This article is a preprint and has not been peer-reviewed. It reports new medical research that has yet to be evaluated and so should not be used to guide clinical practice.
RNA sequencing (RNA-seq) provides a powerful complement to DNA sequencing for uncovering pathogenic defects affecting gene expression and splicing in individuals with genetically undiagnosed rare disorders. However, as large rare disease consortia adopt RNA-seq, challenges arise due to cohort heterogeneity, variability in tissues and sample sizes, and differences in interpretation practices.
Here, we present a harmonized analytical and interpretation framework developed by the pan-European Solve-RD consortium to address these challenges. We analyzed 521 RNA-seq samples from whole blood, fibroblasts, muscle and peripheral blood mononuclear cells collected across more than 30 clinics and five European Reference Networks. Aberrant expression and splicing events were identified using OUTRIDER and FRASER 2.0 and analysed through a standardized four-level scoring framework that encompassed RNA-seq outlier reliability, phenotype relevance, variant mechanism, and segregation evidence, captured in structured reports for interpretation. Regular meetings, and collaborative “Solvathon” workshops were used to evaluate variant pathogenicity.

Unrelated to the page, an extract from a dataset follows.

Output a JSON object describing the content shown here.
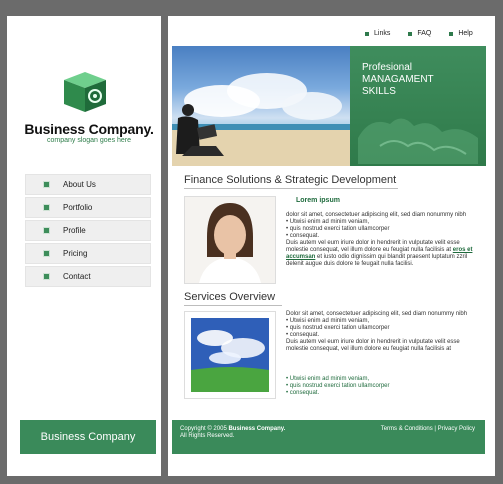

This effort resulted in molecular diagnoses for 19 families out of 248 (7.7%) for whom DNA analyses had been inconclusive. Furthermore, three cases diagnosed using DNA analyses were confirmed, and 49 candidate events and five novel candidate disease genes were identified in the remaining families. Our results demonstrate the feasibility and impact of large-scale, standardized RNA-seq analysis in a transnational research setting. This framework provides a model for other international initiatives such as the Undiagnosed Diseases Network and ERDERA, paving the way for broader clinical implementation of transcriptome-based rare disease diagnostics.